Kirkus Reviews QR Code
PAINTING THE RAINBOW by Amy Gordon

PAINTING THE RAINBOW

by Amy Gordon

Pub Date: April 15th, 2014
ISBN: 978-0-8234-2525-9
Publisher: Holiday House

Two young cousins try to recapture the feeling of summertime fun during a fraught vacation at their family’s lake house, a summer overshadowed by the mystery of their uncle’s long-ago death.

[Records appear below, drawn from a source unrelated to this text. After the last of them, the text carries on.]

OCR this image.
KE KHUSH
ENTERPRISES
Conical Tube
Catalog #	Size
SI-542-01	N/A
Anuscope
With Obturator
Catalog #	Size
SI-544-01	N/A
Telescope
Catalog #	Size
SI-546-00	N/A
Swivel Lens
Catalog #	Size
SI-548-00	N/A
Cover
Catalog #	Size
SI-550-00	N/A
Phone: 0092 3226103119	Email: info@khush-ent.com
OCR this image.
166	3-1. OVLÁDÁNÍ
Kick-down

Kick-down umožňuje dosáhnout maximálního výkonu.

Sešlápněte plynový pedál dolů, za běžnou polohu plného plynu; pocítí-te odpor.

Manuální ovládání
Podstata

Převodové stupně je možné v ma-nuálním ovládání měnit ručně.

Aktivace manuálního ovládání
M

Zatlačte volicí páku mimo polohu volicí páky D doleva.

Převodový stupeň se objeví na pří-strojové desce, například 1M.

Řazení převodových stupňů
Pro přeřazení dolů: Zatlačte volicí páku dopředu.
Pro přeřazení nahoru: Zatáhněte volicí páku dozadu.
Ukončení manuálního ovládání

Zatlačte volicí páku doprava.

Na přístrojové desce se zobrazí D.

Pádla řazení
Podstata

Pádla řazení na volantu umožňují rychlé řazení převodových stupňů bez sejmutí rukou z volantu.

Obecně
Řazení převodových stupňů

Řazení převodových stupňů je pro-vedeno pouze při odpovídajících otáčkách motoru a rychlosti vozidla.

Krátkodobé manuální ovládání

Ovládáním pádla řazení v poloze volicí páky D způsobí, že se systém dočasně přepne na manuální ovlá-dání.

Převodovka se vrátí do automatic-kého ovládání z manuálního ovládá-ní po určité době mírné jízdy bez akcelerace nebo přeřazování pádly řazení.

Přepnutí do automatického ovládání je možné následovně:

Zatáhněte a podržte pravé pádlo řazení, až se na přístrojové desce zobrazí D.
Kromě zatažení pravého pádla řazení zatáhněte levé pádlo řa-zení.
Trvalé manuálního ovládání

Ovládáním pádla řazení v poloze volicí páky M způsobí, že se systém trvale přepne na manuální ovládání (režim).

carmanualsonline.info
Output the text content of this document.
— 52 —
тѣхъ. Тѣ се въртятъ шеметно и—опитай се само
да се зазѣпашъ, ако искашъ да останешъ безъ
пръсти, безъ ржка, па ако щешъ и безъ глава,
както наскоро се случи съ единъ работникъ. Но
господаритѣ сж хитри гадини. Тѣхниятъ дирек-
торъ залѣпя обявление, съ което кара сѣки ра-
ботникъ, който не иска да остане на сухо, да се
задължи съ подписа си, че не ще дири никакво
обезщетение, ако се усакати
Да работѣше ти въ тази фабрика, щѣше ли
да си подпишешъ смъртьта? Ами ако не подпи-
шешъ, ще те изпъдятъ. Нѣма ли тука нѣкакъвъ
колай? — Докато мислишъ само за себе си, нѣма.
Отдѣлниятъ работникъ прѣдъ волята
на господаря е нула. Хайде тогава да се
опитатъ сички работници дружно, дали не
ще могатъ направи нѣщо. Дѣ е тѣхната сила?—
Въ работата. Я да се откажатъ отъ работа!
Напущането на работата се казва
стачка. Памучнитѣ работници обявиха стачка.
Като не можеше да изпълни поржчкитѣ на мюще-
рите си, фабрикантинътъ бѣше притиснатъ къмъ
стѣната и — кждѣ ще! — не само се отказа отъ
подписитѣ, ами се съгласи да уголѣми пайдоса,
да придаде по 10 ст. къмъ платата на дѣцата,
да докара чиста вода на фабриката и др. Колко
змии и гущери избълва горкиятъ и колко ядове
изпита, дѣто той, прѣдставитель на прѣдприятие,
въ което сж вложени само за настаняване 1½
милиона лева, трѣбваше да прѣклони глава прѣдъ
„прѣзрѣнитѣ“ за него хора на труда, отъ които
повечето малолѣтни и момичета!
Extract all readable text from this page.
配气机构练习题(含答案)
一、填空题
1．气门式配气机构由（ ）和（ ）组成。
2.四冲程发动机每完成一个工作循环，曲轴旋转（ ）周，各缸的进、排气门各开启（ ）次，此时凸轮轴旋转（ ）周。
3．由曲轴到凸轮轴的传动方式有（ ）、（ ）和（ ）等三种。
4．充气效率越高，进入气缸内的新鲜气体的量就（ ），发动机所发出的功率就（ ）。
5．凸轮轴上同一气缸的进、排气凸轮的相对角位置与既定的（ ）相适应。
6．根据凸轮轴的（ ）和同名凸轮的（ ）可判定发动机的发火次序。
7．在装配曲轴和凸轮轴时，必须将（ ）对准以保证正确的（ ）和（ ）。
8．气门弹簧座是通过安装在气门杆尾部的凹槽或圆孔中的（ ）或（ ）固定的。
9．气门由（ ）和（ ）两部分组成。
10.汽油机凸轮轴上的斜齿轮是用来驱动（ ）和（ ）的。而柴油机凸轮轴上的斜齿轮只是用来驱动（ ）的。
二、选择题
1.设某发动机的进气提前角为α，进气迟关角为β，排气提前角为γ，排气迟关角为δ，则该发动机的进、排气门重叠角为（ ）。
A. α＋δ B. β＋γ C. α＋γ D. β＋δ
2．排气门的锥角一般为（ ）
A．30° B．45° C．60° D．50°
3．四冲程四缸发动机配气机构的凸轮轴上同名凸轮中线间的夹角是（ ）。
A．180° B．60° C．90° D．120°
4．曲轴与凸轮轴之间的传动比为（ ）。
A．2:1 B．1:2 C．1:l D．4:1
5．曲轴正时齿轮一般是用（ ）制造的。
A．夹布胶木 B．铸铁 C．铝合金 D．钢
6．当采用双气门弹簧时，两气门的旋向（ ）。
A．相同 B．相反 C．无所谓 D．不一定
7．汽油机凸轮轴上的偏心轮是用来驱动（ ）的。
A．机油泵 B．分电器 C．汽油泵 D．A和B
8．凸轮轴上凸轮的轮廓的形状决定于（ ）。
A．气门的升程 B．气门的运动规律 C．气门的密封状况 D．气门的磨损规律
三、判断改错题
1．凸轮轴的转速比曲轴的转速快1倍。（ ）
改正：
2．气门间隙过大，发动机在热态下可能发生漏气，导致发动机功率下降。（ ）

Cousins Holly Swanson and Ivy Greenwood have very different personalities, but that has never mattered before. During the summers, they’ve always been inseparable. But this summer of 1965, with Ivy’s parents fighting more than ever and Holly showing interest in local boys, they can’t seem to find any common ground. It doesn’t help that tensions are running high among other family members. Uncle Jesse may have died many years ago, but guilt, sadness and shame still surround the accident. Mixing diary entries and letters into the narrative, Gordon delivers a sweet albeit convenient story about familial rupture and healing. The cast of characters is well-imagined, and the plot is infused with the inevitable repercussions of history, both immediate and those of a more global nature. However, events are repeatedly too advantageous to be ultimately satisfying. Hidden diaries, letters and pictures are discovered with alarming regularity. Perhaps acknowledging this narrative ease, the publisher recommends this book for ages 8-12, but the girls’ dawning understanding of the complex world of adulthood pushes it a little older.

A story about a tumultuous family that lacks a certain element of hardship needed to make a book truly gripping.